Bij arrest van 17 oktober 2018 stelde het Hof van Beroep te Brussel een belangrijke grens aan de ongebreidelde mogelijkheid tot instellen van een stakingsvordering.
EDF Luminus (‘EDF’) bekritiseerde de werkwijze van de aankoopcentrale het Vlaams Energiebedrijf (‘VEB’). EDF argumenteerde dat het VEB de wetgeving overheidsopdrachten schond door enkel het onderdeel “energiebevoorrading” (aankoop van energie) in de markt te plaatsen, maar niet het onderdeel “energielevering” (het leveren aan de klanten, inclusief facturatie en bijhorende diensten). Het luik “energielevering” zou zij – als aankoopcentrale – voor haar eigen rekening nemen. EDF argumenteerde dat deze inbreuk op de overheidsopdrachten wetgeving, en de praktijken op zich een oneerlijke marktpraktijk uitmaakte in de zin van artikel VI.104 van het Wetboek Economisch Recht, waardoor zij beroep zou kunnen doen op de stakingsrechter. [1]
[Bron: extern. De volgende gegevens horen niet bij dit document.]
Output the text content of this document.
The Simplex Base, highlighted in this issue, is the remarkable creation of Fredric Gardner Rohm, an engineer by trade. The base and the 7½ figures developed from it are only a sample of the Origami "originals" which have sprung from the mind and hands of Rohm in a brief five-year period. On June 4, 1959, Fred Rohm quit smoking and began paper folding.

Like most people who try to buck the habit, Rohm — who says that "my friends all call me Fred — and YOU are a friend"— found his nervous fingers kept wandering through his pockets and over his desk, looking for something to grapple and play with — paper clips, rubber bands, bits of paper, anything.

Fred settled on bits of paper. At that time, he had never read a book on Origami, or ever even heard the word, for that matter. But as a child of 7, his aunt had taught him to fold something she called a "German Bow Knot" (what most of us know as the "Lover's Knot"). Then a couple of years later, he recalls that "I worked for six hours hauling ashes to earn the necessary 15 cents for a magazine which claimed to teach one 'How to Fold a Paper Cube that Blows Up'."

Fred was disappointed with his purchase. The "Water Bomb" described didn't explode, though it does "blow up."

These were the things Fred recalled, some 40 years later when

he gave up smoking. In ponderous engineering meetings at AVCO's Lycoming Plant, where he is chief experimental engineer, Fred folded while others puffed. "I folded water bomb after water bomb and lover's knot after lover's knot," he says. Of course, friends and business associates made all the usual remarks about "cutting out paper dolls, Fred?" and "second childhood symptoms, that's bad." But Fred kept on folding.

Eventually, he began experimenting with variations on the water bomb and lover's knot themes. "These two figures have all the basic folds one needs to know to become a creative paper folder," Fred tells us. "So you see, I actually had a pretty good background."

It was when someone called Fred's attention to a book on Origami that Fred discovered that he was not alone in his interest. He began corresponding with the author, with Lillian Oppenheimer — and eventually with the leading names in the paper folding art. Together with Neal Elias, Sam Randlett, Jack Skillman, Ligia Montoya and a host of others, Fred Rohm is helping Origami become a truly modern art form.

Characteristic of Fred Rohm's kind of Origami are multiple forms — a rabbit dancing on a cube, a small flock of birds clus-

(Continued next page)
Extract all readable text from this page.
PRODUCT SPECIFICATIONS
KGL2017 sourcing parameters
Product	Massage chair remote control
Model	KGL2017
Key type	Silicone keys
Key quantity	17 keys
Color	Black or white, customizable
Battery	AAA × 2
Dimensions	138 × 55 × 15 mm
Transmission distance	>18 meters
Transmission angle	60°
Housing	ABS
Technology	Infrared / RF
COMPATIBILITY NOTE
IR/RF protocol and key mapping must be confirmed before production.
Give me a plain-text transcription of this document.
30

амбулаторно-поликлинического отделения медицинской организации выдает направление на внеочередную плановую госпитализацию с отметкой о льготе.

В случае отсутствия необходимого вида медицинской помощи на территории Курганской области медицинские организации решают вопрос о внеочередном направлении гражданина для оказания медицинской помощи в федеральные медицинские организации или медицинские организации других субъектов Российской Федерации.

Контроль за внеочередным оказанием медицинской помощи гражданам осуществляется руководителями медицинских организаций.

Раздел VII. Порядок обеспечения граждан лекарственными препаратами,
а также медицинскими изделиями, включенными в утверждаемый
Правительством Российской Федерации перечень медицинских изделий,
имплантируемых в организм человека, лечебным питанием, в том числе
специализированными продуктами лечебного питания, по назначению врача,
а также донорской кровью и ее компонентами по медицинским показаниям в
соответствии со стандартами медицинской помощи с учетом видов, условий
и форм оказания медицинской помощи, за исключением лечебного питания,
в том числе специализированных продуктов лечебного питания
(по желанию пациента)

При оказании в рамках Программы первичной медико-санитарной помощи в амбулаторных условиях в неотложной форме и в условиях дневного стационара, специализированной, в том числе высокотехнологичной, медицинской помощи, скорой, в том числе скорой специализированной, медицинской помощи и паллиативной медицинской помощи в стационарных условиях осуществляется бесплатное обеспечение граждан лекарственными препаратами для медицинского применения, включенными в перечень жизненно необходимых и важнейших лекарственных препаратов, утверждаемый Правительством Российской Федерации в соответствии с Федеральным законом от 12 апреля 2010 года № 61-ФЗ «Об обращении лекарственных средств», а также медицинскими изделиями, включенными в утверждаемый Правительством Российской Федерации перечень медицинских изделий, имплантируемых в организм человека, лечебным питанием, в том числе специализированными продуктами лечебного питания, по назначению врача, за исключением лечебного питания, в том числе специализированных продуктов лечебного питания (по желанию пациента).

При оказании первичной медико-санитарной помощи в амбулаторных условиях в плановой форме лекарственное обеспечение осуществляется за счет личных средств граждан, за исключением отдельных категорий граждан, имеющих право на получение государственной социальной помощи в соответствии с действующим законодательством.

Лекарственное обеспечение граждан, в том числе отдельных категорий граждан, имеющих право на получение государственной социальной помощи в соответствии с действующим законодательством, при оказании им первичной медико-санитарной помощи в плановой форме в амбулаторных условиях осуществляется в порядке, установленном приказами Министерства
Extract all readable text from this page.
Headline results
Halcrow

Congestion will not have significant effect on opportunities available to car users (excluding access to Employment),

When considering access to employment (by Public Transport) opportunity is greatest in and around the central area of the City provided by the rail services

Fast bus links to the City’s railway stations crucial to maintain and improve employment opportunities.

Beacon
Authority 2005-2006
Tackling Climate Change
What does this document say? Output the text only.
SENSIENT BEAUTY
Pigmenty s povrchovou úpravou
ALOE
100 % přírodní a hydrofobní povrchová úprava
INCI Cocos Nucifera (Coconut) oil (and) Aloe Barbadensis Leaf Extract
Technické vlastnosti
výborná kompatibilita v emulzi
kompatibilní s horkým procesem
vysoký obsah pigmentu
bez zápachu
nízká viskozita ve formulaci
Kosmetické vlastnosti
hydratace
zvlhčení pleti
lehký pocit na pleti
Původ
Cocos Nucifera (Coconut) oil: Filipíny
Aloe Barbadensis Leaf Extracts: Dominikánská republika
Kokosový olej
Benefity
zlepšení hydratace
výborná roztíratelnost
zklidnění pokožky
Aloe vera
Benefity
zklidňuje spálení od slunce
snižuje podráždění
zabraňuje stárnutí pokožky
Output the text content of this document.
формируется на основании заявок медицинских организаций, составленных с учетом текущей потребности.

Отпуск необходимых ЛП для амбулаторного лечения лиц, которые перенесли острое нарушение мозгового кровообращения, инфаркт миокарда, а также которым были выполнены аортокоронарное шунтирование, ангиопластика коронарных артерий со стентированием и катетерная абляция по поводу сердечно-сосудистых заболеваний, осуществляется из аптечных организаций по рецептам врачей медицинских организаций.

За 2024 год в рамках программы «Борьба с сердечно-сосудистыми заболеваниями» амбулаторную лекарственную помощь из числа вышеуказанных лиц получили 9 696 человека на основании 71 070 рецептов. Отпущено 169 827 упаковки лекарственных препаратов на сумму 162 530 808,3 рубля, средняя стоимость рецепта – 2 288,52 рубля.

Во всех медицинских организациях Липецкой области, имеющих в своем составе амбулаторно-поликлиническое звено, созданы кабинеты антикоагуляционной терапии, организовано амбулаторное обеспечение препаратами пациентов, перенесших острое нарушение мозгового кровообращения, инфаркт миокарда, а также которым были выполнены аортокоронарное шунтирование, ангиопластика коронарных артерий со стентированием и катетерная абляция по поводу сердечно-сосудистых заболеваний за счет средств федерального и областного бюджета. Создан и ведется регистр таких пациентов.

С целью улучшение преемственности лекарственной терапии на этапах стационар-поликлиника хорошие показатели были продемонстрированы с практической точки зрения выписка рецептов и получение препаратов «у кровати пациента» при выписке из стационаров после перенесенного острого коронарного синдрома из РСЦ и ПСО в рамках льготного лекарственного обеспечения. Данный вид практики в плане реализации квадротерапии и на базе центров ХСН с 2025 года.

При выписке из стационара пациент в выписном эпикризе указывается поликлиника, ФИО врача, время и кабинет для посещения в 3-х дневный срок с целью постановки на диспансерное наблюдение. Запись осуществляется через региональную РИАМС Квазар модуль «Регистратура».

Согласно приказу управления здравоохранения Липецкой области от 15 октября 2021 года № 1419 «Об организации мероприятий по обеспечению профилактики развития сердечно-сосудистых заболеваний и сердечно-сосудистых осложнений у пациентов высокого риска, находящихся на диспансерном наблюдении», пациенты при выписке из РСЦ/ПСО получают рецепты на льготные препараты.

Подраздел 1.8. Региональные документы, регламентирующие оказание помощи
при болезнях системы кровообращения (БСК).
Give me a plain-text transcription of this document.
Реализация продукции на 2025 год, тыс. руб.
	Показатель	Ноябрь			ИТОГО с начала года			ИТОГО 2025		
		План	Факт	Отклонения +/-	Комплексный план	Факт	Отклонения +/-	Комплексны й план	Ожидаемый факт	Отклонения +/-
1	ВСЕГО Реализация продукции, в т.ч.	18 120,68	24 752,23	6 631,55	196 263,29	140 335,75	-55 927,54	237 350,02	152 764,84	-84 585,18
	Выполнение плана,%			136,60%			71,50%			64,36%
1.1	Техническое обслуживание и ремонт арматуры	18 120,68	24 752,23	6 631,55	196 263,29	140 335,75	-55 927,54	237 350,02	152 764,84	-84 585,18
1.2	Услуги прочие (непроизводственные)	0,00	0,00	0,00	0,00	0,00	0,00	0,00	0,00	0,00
De stakingsrechter in eerste aanleg verklaarde deze vordering ontvankelijk, maar ongegrond. In beroep werd echter geoordeeld dat de stakingsrechter niet bevoegd was om kennis te nemen van de vordering. Een vordering m.b.t. zulke beweerde onrechtmatigheid valt volgens het Hof immers onder de Wet van 17 juni 2013[2] omtrent overheidsopdrachten. Deze wet voorziet in een specifieke rechtsbescherming ten aanzien van alle beslissingen die in het kader van een overheidsopdrachtenprocedure worden genomen. Zo worden de verhaaltermijnen (vijftien dagen voor een vordering tot schorsing en zestig dagen voor een vordering tot vernietiging) op een dwingende wijze geregeld in artikel 23 van deze Wet. Het Hof oordeelde aldus dat EDF de mogelijkheid had om binnen de desbetreffende termijnen op te komen tegen de bestekken van VEB. Zij heeft evenwel nagelaten dit te doen, met als gevolg dat zij deze beroepsmogelijkheden zonder meer verloren heeft laten gaan. Bovendien kan volgens diezelfde wet, een overheidsopdracht, zodra die is gesloten, niet meer worden geschorst of onverbindend worden verklaard door welke verhaalsinstantie dan ook (om de rechtszekerheid te waarborgen).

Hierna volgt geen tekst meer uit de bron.